A Lonely Road?

This post is a bit personal, but I wanted to share the joys and pains of travelling solo. I have learnt over the years I travel best on my own or with a few very select people. I don’t work well in groups, or I haven’t found that group I click with. Nevertheless, I have accepted I’m someone who can travel alone and not be afraid.

Firstly, I believe everyone should travel alone at least once in their life. This is an opportunity to discover who you are as a person and what your real comfort zone is. Your comfort zone is probably a lot larger than you realised but you haven’t tested the waters yet.


I don’t want to hear the excuses, oh it’s not safe, what if I get lost, oh I don’t speak the language etc. Please stop being a child and grow up. Being at home is not safe either, you’re in a country you feel comfortable and relaxed in and no longer see the dangers, but it doesn’t mean it’s safer than another country. What are you scared of? Really? Being alone? Yourself?

I embrace travelling on my own; I feel I get to be my own person and see the things I want to look at. Taste new food. Appreciate the history. Embrace the culture. Meet new people. We are stuck in our social circles so much; we fail to meet new people who can show us something new, help us experience the world.

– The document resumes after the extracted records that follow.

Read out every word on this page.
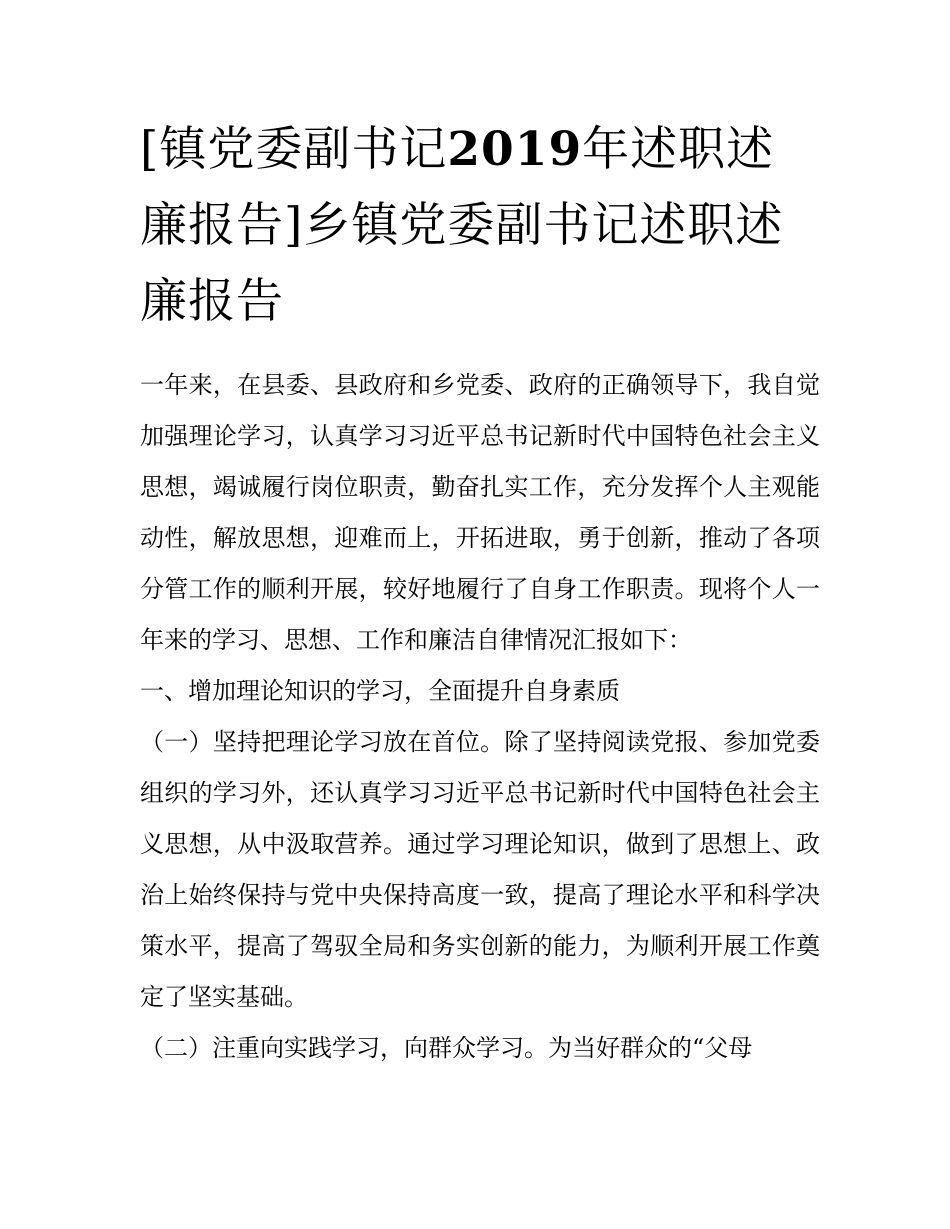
[镇党委副书记2019年述职述廉报告]乡镇党委副书记述职述廉报告

一年来，在县委、县政府和乡党委、政府的正确领导下，我自觉加强理论学习，认真学习习近平总书记新时代中国特色社会主义思想，竭诚履行岗位职责，勤奋扎实工作，充分发挥个人主观能动性，解放思想，迎难而上，开拓进取，勇于创新，推动了各项分管工作的顺利开展，较好地履行了自身工作职责。现将个人一年来的学习、思想、工作和廉洁自律情况汇报如下：

一、增加理论知识的学习，全面提升自身素质

（一）坚持把理论学习放在首位。除了坚持阅读党报、参加党委组织的学习外，还认真学习习近平总书记新时代中国特色社会主义思想，从中汲取营养。通过学习理论知识，做到了思想上、政治上始终保持与党中央保持高度一致，提高了理论水平和科学决策水平，提高了驾驭全局和务实创新的能力，为顺利开展工作奠定了坚实基础。

（二）注重向实践学习，向群众学习。为当好群众的“父母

I’m a firm believer if you spend your time waiting for others to travel with you, you will never leave your front door. You will miss the opportunity to hike the Lares Trek, stay in a homestay and be part of a community that takes you in without a second thought. Why would you miss this opportunity? This world has so much to offer; there are seven continents, 195 countries (193 countries that are member states of the United Nations and two countries that are non-member observer states) and over 4,000 cities in the world and you want to stay at home?


However, there is a downside to travelling consistently on your own. If you’re not used to your own company, loneliness can hit you hard. When I first started travelling, I used to feel lonely; I would read a book to keep me distracted. I would listen to music. I’ll be on social media to stay connected. Now, I don’t. I’m too busy staring out the window and taking in sites, listening to people speak in their local dialects. Finding new people to talk to and appreciating where I am.

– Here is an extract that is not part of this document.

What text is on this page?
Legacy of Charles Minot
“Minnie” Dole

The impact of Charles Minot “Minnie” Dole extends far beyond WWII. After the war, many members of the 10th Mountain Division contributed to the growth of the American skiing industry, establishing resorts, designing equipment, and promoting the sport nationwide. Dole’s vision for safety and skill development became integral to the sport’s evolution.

If you become ill while you are travelling, you are on your own and have no one. If you hurt yourself, you are alone and have no one. If something happens and you want to relive the moment with someone, you can’t. If you get lost, no one knows but you. Sometimes you see a group of friends, enjoying and you wish you can be with them. You want a full-length picture with the Great Pyramid of Giza, but there is no one to be your tripod. This is all temporary, and there are ways to overcome all.


You’re not on your own, unless you choose to be.

2 Comments Add yours

  1. I have actually never solo travelled! People are always surprised when I say that given my love of adventure. Done some solo city day trips abroad to Paris, Zurich and Basel but never a full length trip on my own. I just prefer having company that’s all. I did these day trips before the days that solo travelling was as popular and I just felt I would enjoy it with friends. One of these days I’ll do a solo city break and maybe even something longer in the future. I’ll see


    1. Bola O says:

      I am surprised and that’s why we should never assume lol. I do hope you try a solo trip once I think you’ll surprise yourself lol. The longest I’ve done is a month and met so many wonderful people that I wanted to be alone after a while lol. However, I’m a social introvert.